All of a sudden, the saint in all her gory glory was standing by my side.
"How are you? No really, how are you? How many cups of coffee did you drink today? How many daisy razors snapped on your pretty wrists? I know it's not something you talk about (actually, you do; you tell everyone your dramas. It's the movie of the week when you cry around the corner. When you ask what I think of you, click of a phone receiver) -- I know you've been feeling tired. I can see, you can tell me. I'll be there tomorrow -- please be okay, it's easy. And why are you all of a sudden prancing around the city? I thought you were feeling sick. You know, that hairdo screams that you're a bitch. You're only 16, so put that cigarette case away.
"I guess you don't want to talk. We've both been difficult to be around, but I'll listen -- just hand me an alcoholic beverage. Did I tell this or that? You have insomnia too? Its just one of your dramas, and how dare you be the hypocrite, telling me not to smoke up. You should have understood, being all pilled up and all. (You were? -- I guess I wasn't paying attention today.) And why are you always so depressed and melodramatic, crying wolf till your voice grows hoarse? You said you do that yourself? Why must you wear sunglasses to school? You're like a bad movie on Lifetime -- I'm sure I just flicked through it last week. But you've got a little more dimension, even if you should get over being so sick. How many pills today? How many cigarettes? Why must you make it all into such a show? I'm not saying it's not genuine, but you must admit its a melodrama. Why are you suddenly so cool, independent -- (BITCH) -- wait, here comes another crisis. You don't have to be scared to get tested for HIV -- it can't come back positive, you know. But really, how are you -- no really -- how are you?"

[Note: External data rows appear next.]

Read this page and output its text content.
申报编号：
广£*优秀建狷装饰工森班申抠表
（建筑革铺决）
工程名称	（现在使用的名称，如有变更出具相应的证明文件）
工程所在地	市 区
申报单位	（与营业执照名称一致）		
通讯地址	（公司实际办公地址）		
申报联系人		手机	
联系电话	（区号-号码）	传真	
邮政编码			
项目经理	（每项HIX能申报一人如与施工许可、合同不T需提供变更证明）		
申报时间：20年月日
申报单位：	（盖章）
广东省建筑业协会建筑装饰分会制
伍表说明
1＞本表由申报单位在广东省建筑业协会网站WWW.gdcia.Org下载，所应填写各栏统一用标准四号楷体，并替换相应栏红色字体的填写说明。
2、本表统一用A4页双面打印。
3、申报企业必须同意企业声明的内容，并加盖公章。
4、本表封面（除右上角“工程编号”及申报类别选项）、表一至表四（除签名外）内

"How differently did you treat her?"
"Differently than what?"
"Me."
"You were my friend, she was my girlfriend."
"Well, she did replace me -- so who was the drama of the week when I was on mute?"
"Do you know how melodramatic you sound now?"
"Was she?" He doesn't answer for a while.
"You are a friend."
"Are?"
It all flashes back -- the party. I walked in with Risa after reading her tarot cards. I had looked into her soul with quite some skill. My hand was on her shoulder, and I was reassuring her that things would go right. I was so tired from work that day, and I needed a cigarette. Monroe was across the room, reading Kelly's palm, with her other hand on Kelly's lap. She was coming down, biting her lip and longingly looking at the cigarette in her ashtray. She was losing her voice after answering the phone all day at our workplace. As she looked up, I didn't avoid the eyes of Adam's first girlfriend, the one who reminded him of me, the one he called Amy the night before I left.
"I am not Amy! I will never be Amy! Can't you get that?", she screamed. She looked like high school in that angel costume, the one they later found her dead in. No one knows exactly how it happened. Her blood overflowed with barbiturates. She had been diagnosed positive. The wings were smashed.